Building and evolving a multi-brand design system through team growth, mergers, and product integrations.



System details


The Pulse Design System is a collection of shared user interface resources including styles, components, and patterns. These resources are available to product designers and developers as platform libraries, and are accompanied by usage documentation and support from the Pulse team.


Clients
50 designers and 350 developers
Technology platforms
Figma, React, iOS, Android
Components and patterns
70+ components and patterns
Styles
200+ color, type, spacing, radius, and effect styles shared through an end-to-end design token system
Documentation
Contextual (in Figma and software development environments) and online in a central resource

Objective

The Pulse Design System serves to provide cohesive, high-quality, accessible, and brand-consistent experiences to Teladoc Health users while enabling teams to ship products more efficiently. Pulse provides an extensible foundation that allows teams to focus on innovation.

Challenge

Livongo Health was a startup operating with a scrappy mindset. With growth as the priority, the visual language and user experience across Livongo products had become inconsistent over time. Common interface elements looked different across experiences and sometimes even within a single page.

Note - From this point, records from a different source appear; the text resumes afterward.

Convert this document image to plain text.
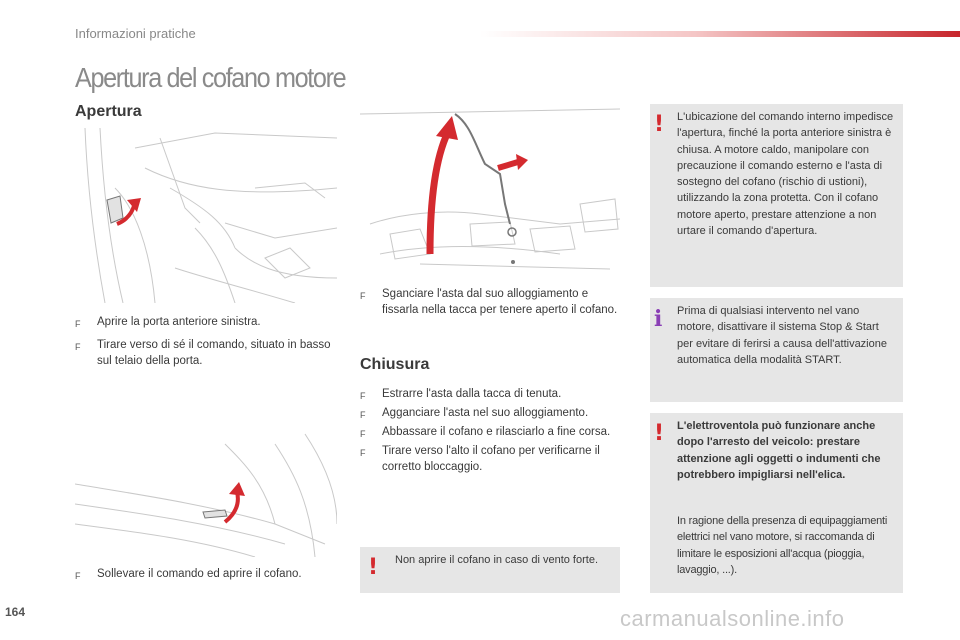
Informazioni pratiche
Apertura del cofano motore
Apertura
F	Aprire la porta anteriore sinistra.
F	Tirare verso di sé il comando, situato in basso sul telaio della porta.
F	Sollevare il comando ed aprire il cofano.
F	Sganciare l'asta dal suo alloggiamento e fissarla nella tacca per tenere aperto il cofano.
Chiusura
F	Estrarre l'asta dalla tacca di tenuta.
F	Agganciare l'asta nel suo alloggiamento.
F	Abbassare il cofano e rilasciarlo a fine corsa.
F	Tirare verso l'alto il cofano per verificarne il corretto bloccaggio.
! Non aprire il cofano in caso di vento forte.
! L'ubicazione del comando interno impedisce l'apertura, finché la porta anteriore sinistra è chiusa. A motore caldo, manipolare con precauzione il comando esterno e l'asta di sostegno del cofano (rischio di ustioni), utilizzando la zona protetta. Con il cofano motore aperto, prestare attenzione a non urtare il comando d'apertura.
i Prima di qualsiasi intervento nel vano motore, disattivare il sistema Stop & Start per evitare di ferirsi a causa dell'attivazione automatica della modalità START.
! L'elettroventola può funzionare anche dopo l'arresto del veicolo: prestare attenzione agli oggetti o indumenti che potrebbero impigliarsi nell'elica.
In ragione della presenza di equipaggiamenti elettrici nel vano motore, si raccomanda di limitare le esposizioni all'acqua (pioggia, lavaggio, ...).
164	carmanualsonline.info
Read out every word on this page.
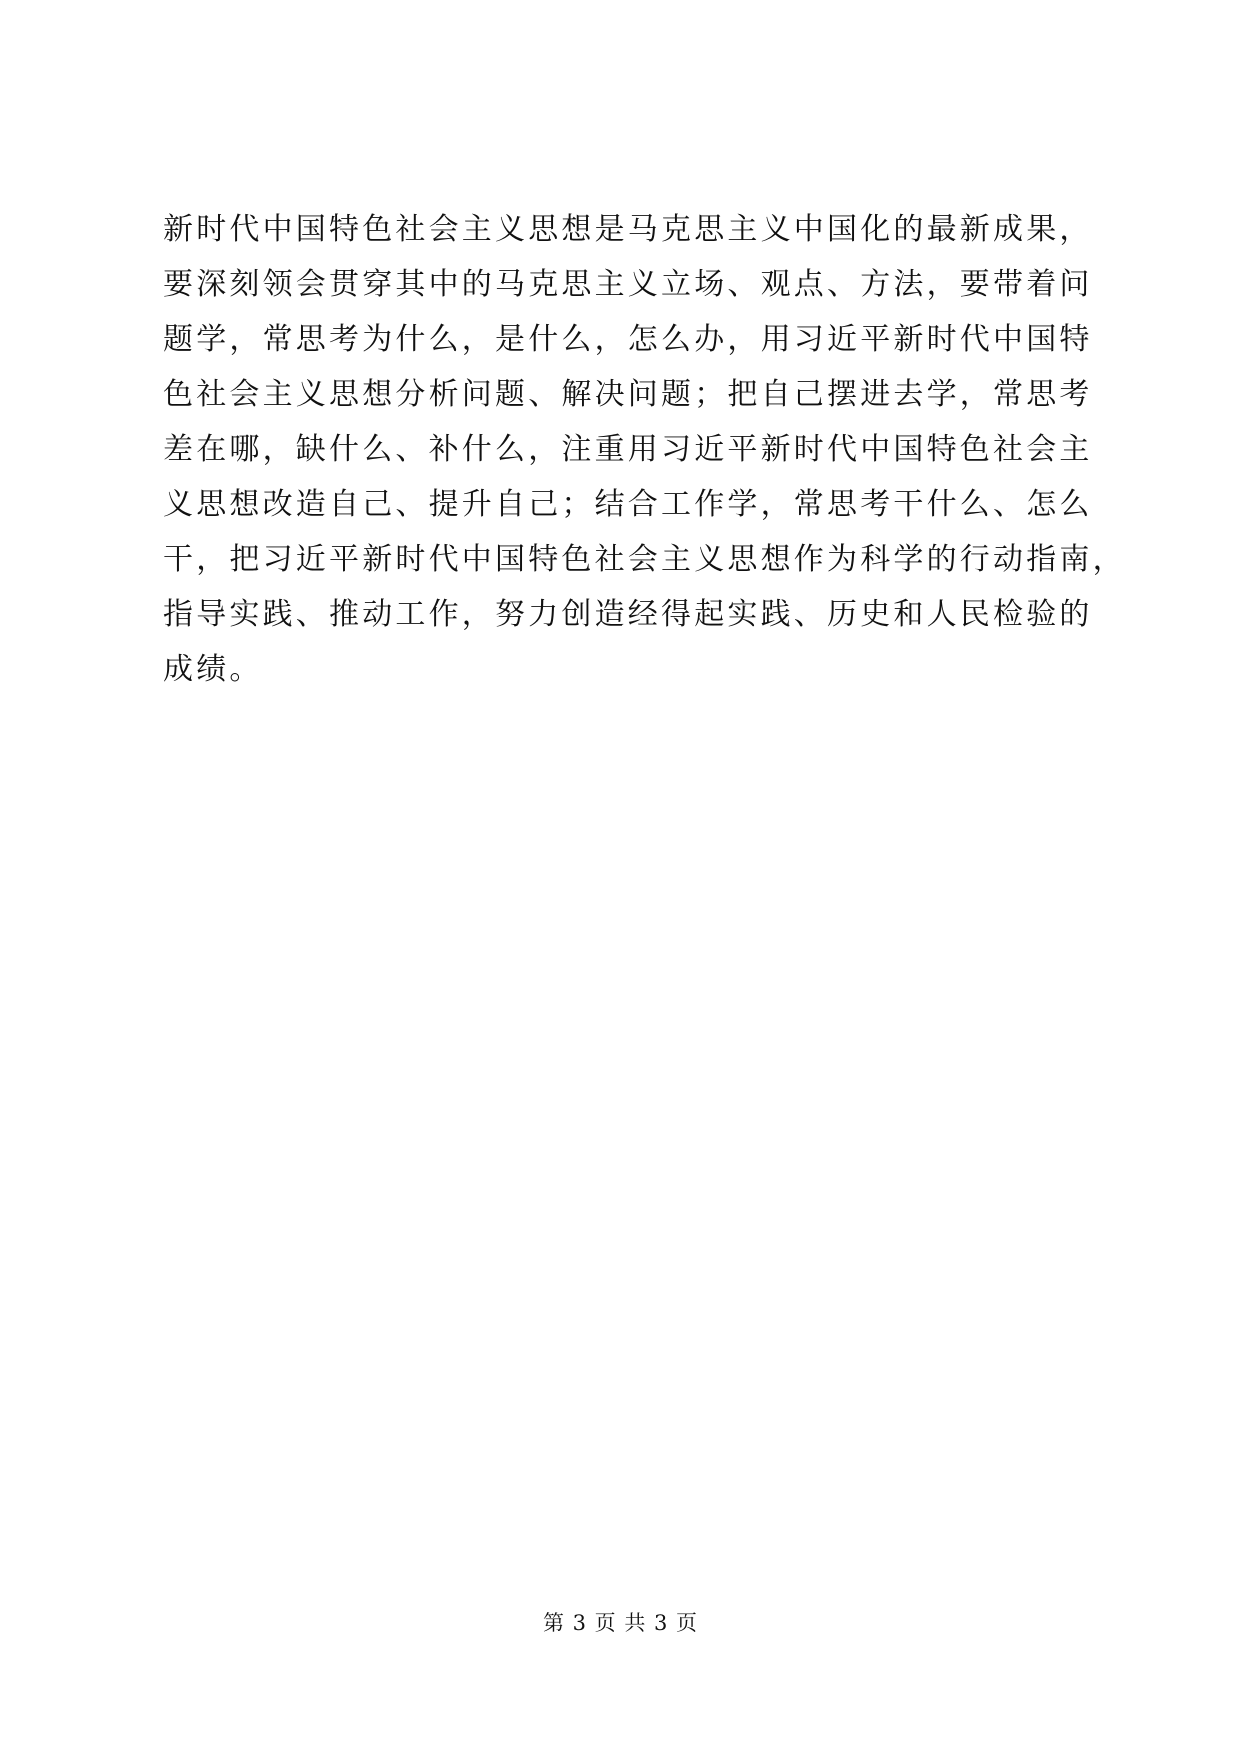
新时代中国特色社会主义思想是马克思主义中国化的最新成果，
要深刻领会贯穿其中的马克思主义立场、观点、方法，要带着问
题学，常思考为什么，是什么，怎么办，用习近平新时代中国特
色社会主义思想分析问题、解决问题；把自己摆进去学，常思考
差在哪，缺什么、补什么，注重用习近平新时代中国特色社会主
义思想改造自己、提升自己；结合工作学，常思考干什么、怎么
干，把习近平新时代中国特色社会主义思想作为科学的行动指南，
指导实践、推动工作，努力创造经得起实践、历史和人民检验的
成绩。
第 3 页 共 3 页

In 2020, I joined a small team of designers researching and creating the foundations of a design system — Pulse Design System — to address these inconsistencies and improve product development efficiency.

A few months into the initiative, Livongo was acquired by Teladoc Health. Teladoc sought to leverage Pulse and expand it to suit the broader needs of the organization.

As a much larger company, Teladoc needed a mature design system to accommodate:
    • A broad suite of products
    • Multiple user groups, including members, providers, and administrators
    • Multiple technology platforms, including web, native mobile, TV, and medical devices
    • International operations
    • Multiple in-house brands
    • White-labeling products for other brands
    • Strict accessibility and regulatory requirements

Approach

Inspiration

We found inspiration in well-established design systems, interpreting our learnings to match the needs of our own organization and resourcing. We participated in design systems conferences and incorporated emerging best practices and innovative technologies into our workflows.

Prioritization

In early releases, we prioritized simple components that occurred frequently in our products, including form inputs, buttons, and modals. We now use RICE (Reach, Impact, Confidence, Effort) scoring to make informed decisions about our roadmap and to ensure we address the needs of our clients, around 50 designers and 350 developers as of 2023.






Team-building

Over time, we have built a multi-disciplinary team of product designers, front-end engineers, and quality assurance engineers. Establishing our team culture and efficient ways of working is an ongoing process.

Identifying trends

We have looked for trends across our products and identified opportunities to create reusable patterns that benefit multiple teams.


User research

Throughout our work, we have conducted user research and led collaborative workshops on topics including system architecture, usability, and support models to better understand the needs of our product line clients.